I am trying to run an EMR (1 master and 2 core nodes) step with a very simple python script that i uploaded to s3 to be used in EMR spark application step. This script reads a data.txt file in S3 and saves it back, and it can be seen below,
import pyspark
import boto3
sc = SparkContext()
text_file = sc.textFile('s3://First_bucket/data.txt')
text_file.repartition(1).saveAsTextFile('s3://First_bucket/logdata')
sc.stop()
However, this straight script does not cause a bug when import boto3 is not used. To fix this problem i have tried to add a bootstrap action with boto.sh file while I am creating my EMR cluster.
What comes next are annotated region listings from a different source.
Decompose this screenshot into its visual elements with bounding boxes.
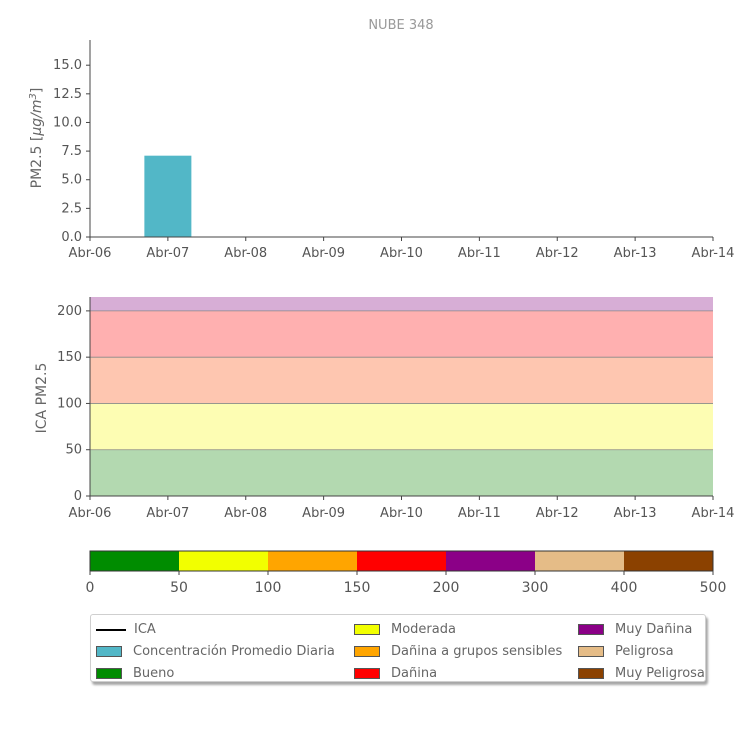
x-tick-label: Abr-11 [458, 246, 501, 261]
x-tick-label: Abr-14 [692, 246, 735, 261]
legend-label: Bueno [133, 666, 175, 681]
pm25-plot: 0.0 2.5 5.0 7.5 10.0 12.5 15.0 Abr-06 Abr-07 Abr-… [53, 40, 734, 261]
colorbar-tick-label: 400 [611, 580, 638, 596]
x-tick-label: Abr-10 [380, 246, 423, 261]
legend-item: Dañina a grupos sensibles [349, 641, 562, 663]
legend-item: Peligrosa [573, 641, 705, 663]
legend-item: Dañina [349, 663, 562, 685]
colorbar-tick-label: 0 [86, 580, 95, 596]
y-tick-label: 7.5 [61, 144, 82, 159]
chart-title: NUBE 348 [368, 18, 433, 33]
legend-item: Bueno [91, 663, 335, 685]
legend-column: ICA Concentración Promedio Diaria Bueno [91, 619, 335, 685]
legend-label: Moderada [391, 622, 456, 637]
x-tick-label: Abr-10 [380, 506, 423, 521]
legend: ICA Concentración Promedio Diaria Bueno Mo… [90, 614, 706, 682]
legend-column: Moderada Dañina a grupos sensibles Dañina [349, 619, 562, 685]
colorbar-tick-label: 100 [255, 580, 282, 596]
colorbar-tick-label: 500 [700, 580, 727, 596]
y-tick-label: 15.0 [53, 58, 82, 73]
aqi-band [90, 357, 713, 404]
colorbar-tick-label: 300 [522, 580, 549, 596]
colorbar-segment [446, 551, 535, 571]
legend-item: Concentración Promedio Diaria [91, 641, 335, 663]
legend-label: ICA [134, 622, 156, 637]
legend-swatch [578, 668, 604, 679]
legend-label: Peligrosa [615, 644, 674, 659]
legend-label: Concentración Promedio Diaria [133, 644, 335, 659]
colorbar-segment [624, 551, 713, 571]
legend-swatch [96, 668, 122, 679]
colorbar-segment [535, 551, 624, 571]
legend-swatch [578, 646, 604, 657]
legend-label: Muy Dañina [615, 622, 693, 637]
legend-swatch [354, 624, 380, 635]
aqi-colorbar: 0 50 100 150 200 300 400 500 [86, 550, 727, 596]
pm25-ylabel: PM2.5 [μg/m3] [28, 88, 46, 189]
x-tick-label: Abr-12 [536, 506, 579, 521]
x-tick-label: Abr-09 [302, 246, 345, 261]
y-tick-label: 0 [74, 489, 82, 504]
x-tick-label: Abr-08 [224, 246, 267, 261]
legend-item: Muy Peligrosa [573, 663, 705, 685]
aqi-band [90, 403, 713, 450]
y-tick-label: 200 [57, 304, 82, 319]
legend-swatch [578, 624, 604, 635]
colorbar-tick-label: 150 [344, 580, 371, 596]
legend-item: Muy Dañina [573, 619, 705, 641]
colorbar-border [89, 550, 714, 572]
colorbar-tick-label: 200 [433, 580, 460, 596]
x-tick-label: Abr-08 [224, 506, 267, 521]
x-tick-label: Abr-12 [536, 246, 579, 261]
y-tick-label: 50 [65, 443, 82, 458]
x-tick-label: Abr-06 [69, 246, 112, 261]
bar [144, 155, 192, 237]
x-tick-label: Abr-14 [692, 506, 735, 521]
y-tick-label: 2.5 [61, 201, 82, 216]
legend-item: ICA [91, 619, 335, 641]
ica-ylabel: ICA PM2.5 [34, 363, 50, 434]
legend-swatch [354, 646, 380, 657]
colorbar-segment [357, 551, 446, 571]
legend-label: Dañina [391, 666, 438, 681]
colorbar-tick-label: 50 [170, 580, 188, 596]
legend-item: Moderada [349, 619, 562, 641]
y-tick-label: 5.0 [61, 173, 82, 188]
x-tick-label: Abr-07 [146, 246, 189, 261]
y-tick-label: 12.5 [53, 87, 82, 102]
colorbar-segment [179, 551, 268, 571]
x-tick-label: Abr-06 [69, 506, 112, 521]
y-tick-label: 100 [57, 396, 82, 411]
x-tick-label: Abr-07 [146, 506, 189, 521]
legend-label: Muy Peligrosa [615, 666, 705, 681]
legend-line-marker [96, 628, 126, 631]
x-tick-label: Abr-13 [614, 246, 657, 261]
aqi-band [90, 449, 713, 496]
x-tick-label: Abr-09 [302, 506, 345, 521]
x-tick-label: Abr-13 [614, 506, 657, 521]
aqi-band [90, 297, 713, 311]
legend-label: Dañina a grupos sensibles [391, 644, 563, 659]
legend-column: Muy Dañina Peligrosa Muy Peligrosa [573, 619, 705, 685]
ica-plot: 0 50 100 150 200 Abr-06 Abr-07 Abr-08 Abr-09 Abr-… [57, 297, 734, 521]
colorbar-segment [268, 551, 357, 571]
legend-swatch [96, 646, 122, 657]
y-tick-label: 10.0 [53, 115, 82, 130]
legend-swatch [354, 668, 380, 679]
y-tick-label: 0.0 [61, 230, 82, 245]
aqi-band [90, 310, 713, 358]
chart-area: NUBE 348 PM2.5 [μg/m3] ICA PM2.5 0.0 2.5 5… [28, 18, 735, 596]
colorbar-segment [90, 551, 179, 571]
x-tick-label: Abr-11 [458, 506, 501, 521]
y-tick-label: 150 [57, 350, 82, 365]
The boto.sh file that i used is as the follow,
#!/bin/bash
sudo easy_install-3.6 pip
sudo pip install --target /usr/lib/spark/python/ boto3
Unfortunately, this just enabled boto3 library on master node not core nodes. Again the EMR step of doing this is failed, and the error log file is:
2020-02-08T20:56:49.698Z INFO Ensure step 4 jar file command-runner.jar
2020-02-08T20:56:49.699Z INFO StepRunner: Created Runner for step 4
INFO startExec 'hadoop jar /var/lib/aws/emr/step-runner/hadoop-jars/command-runner.jar spark-submit --deploy-mode cluster s3://First_bucket/data.py'
INFO Environment:
PATH=/sbin:/usr/sbin:/bin:/usr/bin:/usr/local/sbin:/opt/aws/bin
LESS_TERMCAP_md=[01;38;5;208m
LESS_TERMCAP_me=[0m
HISTCONTROL=ignoredups
LESS_TERMCAP_mb=[01;31m
AWS_AUTO_SCALING_HOME=/opt/aws/apitools/as
UPSTART_JOB=rc
LESS_TERMCAP_se=[0m
HISTSIZE=1000
HADOOP_ROOT_LOGGER=INFO,DRFA
JAVA_HOME=/etc/alternatives/jre
AWS_DEFAULT_REGION=eu-central-1
AWS_ELB_HOME=/opt/aws/apitools/elb
LESS_TERMCAP_us=[04;38;5;111m
EC2_HOME=/opt/aws/apitools/ec2
TERM=linux
runlevel=3
LANG=en_US.UTF-8
AWS_CLOUDWATCH_HOME=/opt/aws/apitools/mon
MAIL=/var/spool/mail/hadoop
LESS_TERMCAP_ue=[0m
LOGNAME=hadoop
PWD=/
LANGSH_SOURCED=1
HADOOP_CLIENT_OPTS=-Djava.io.tmpdir=/mnt/var/lib/hadoop/steps/s-2V51S7I25TLLW/tmp
_=/etc/alternatives/jre/bin/java
CONSOLETYPE=serial
RUNLEVEL=3
LESSOPEN=||/usr/bin/lesspipe.sh %s
previous=N
UPSTART_EVENTS=runlevel
AWS_PATH=/opt/aws
USER=hadoop
UPSTART_INSTANCE=
PREVLEVEL=N
HADOOP_LOGFILE=syslog
PYTHON_INSTALL_LAYOUT=amzn
HOSTNAME=ip-***-***-***-***
HADOOP_LOG_DIR=/mnt/var/log/hadoop/steps/s-2V51S7I25TLLW
EC2_AMITOOL_HOME=/opt/aws/amitools/ec2
EMR_STEP_ID=s-2V51S7I25TLLW
SHLVL=5
HOME=/home/hadoop
HADOOP_IDENT_STRING=hadoop
INFO redirectOutput to /mnt/var/log/hadoop/steps/s-2V51S7I25TLLW/stdout
INFO redirectError to /mnt/var/log/hadoop/steps/s-2V51S7I25TLLW/stderr
INFO Working dir /mnt/var/lib/hadoop/steps/s-2V51S7I25TLLW
INFO ProcessRunner started child process 22893
2020-02-08T20:56:49.705Z INFO HadoopJarStepRunner.Runner: startRun() called for s-2V51S7I25TLLW Child Pid: 22893
INFO Synchronously wait child process to complete : hadoop jar /var/lib/aws/emr/step-runner/hadoop-...
INFO waitProcessCompletion ended with exit code 1 : hadoop jar /var/lib/aws/emr/step-runner/hadoop-...
INFO total process run time: 26 seconds
2020-02-08T20:57:15.787Z INFO Step created jobs:
2020-02-08T20:57:15.787Z WARN Step failed with exitCode 1 and took 26 seconds
My question is how to use EMR spark application step with python script that contains libraries such as boto3. Thank in advance.